It started quite innocently, really.
"Papa, da Pirate!"
"The pirate?"
"Oui, da Pirate, Papa!"
"The pirate, what pirate?"
"Come, I show you. Come, come."
He leads me to the Boot Room, and peers up at the series of bags and cases, stacked high upon the shelves. He points vaguely at a section of the stack, as if all the bags are interchangeable, as if each and every bag is going to contain this pirate, rendering the actual choice of bag miraculously unimportant.
It occured to me: what if it were true? What if every one of those bags up there has a pirate in it? I would not have to go searching through all those bags, which, at this point, I am already certain is my cruel destiny.
You know, like those Epiphany cakes you get in Europe, where one piece of cake always has a prize in it, and I know you have to be the lucky one to get that piece, but what if every piece had a prize in it?
That would be really cool.
My rather engaging thought process was, however, cut promptly short.
"Pirate," he says.
So, here's the deal:
a) I don't like getting out the ladder. That kills me.
b) We are never gonna find this pirate fellow, no-how, there is zero question about it, and Natalya is not even here all day, or she would have found it in two seconds, because she packed the darn thing, and besides that, I didn't sign up for this.
"Dare," he says, still pointing vaguely up in the general direction of innumerable cases.
He means, "There".
That's okay. It is his third language. But I tell you what: I sure would like to be teaching him English at the kitchen table, instead of looking for a needle in a haystack while balanced on a ladder in a dark Boot Room.
Well .... I do get the ladder. And we do go through a whole bunch of cases. And if Gabriel has one quality which shines through with perfect clarity above all others, and I can assure you he has lots of qualities, it is this: persistence.
As if my worst nightmare came to immaculate fruition, like a perfectly crafted scene by John Carpenter, I went through every case.
Worse than that, we found no pirate.
"Okay, little one, I am sorry, but there is no pirate.
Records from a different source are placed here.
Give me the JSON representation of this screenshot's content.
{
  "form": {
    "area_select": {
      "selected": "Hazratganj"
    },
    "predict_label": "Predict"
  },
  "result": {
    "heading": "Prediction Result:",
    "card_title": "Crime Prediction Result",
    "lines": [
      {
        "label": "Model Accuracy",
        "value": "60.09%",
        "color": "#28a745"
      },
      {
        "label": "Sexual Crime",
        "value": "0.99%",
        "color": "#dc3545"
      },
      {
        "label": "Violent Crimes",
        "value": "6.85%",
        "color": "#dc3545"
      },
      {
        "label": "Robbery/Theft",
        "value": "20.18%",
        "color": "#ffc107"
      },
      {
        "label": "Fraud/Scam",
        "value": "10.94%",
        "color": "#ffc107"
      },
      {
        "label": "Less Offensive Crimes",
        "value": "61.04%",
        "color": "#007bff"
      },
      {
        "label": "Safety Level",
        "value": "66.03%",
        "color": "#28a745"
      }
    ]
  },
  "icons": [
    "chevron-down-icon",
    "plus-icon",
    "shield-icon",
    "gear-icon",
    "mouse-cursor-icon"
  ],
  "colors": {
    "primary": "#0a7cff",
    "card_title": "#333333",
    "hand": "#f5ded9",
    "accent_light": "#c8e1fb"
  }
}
I am putting the ladder away now."
He was not so much dejected as, well, determined. His body posture showed no signs of capitulation, and although I did not have a full-length mirror handy, I am sure my own body was doing a good job of resembling a heretic broken on the wheel.
Then, it occured to me. There are some more bags in the bathroom next door.
Can I be perfectly honest here? It did cross my mind not to tell Gabriel about my mental discovery. It did. I admit it.
However, I made up for this cowardly parental waywardness by striding boldly, sure the idea was groundless in any case, to the bathroom and announcing: "Okay, Gabriel, what about these bags up here?"
He was transformed. The light bulb went off.
"Yes, Papa, yes!"
I knew I was about to hit the motherload of pirate nests.
"C'est le blanc, papa."
"The white one?"
"Oui," he declared, with utter certainty.
I mean, he couldn't have thought about the white one with such cool mental finesse before, right?
And sure enough, I mount the ladder, take down the white bag, dump it on a nearby steamer trunk, unzip the bag, and what do we find? The pirate! But not a pirate figure, like a little Spider Man or something, but a pirate costume.
Gabriel giggled with delight, plowed through the bag, digging out every element that was fit and proper for a pirate, and changed clothes right then and there.
He may be a pirate, but he was a beaming, friendly pirate.
From that point forward, things got increasingly animated, until the two of us were laughing ourselves silly.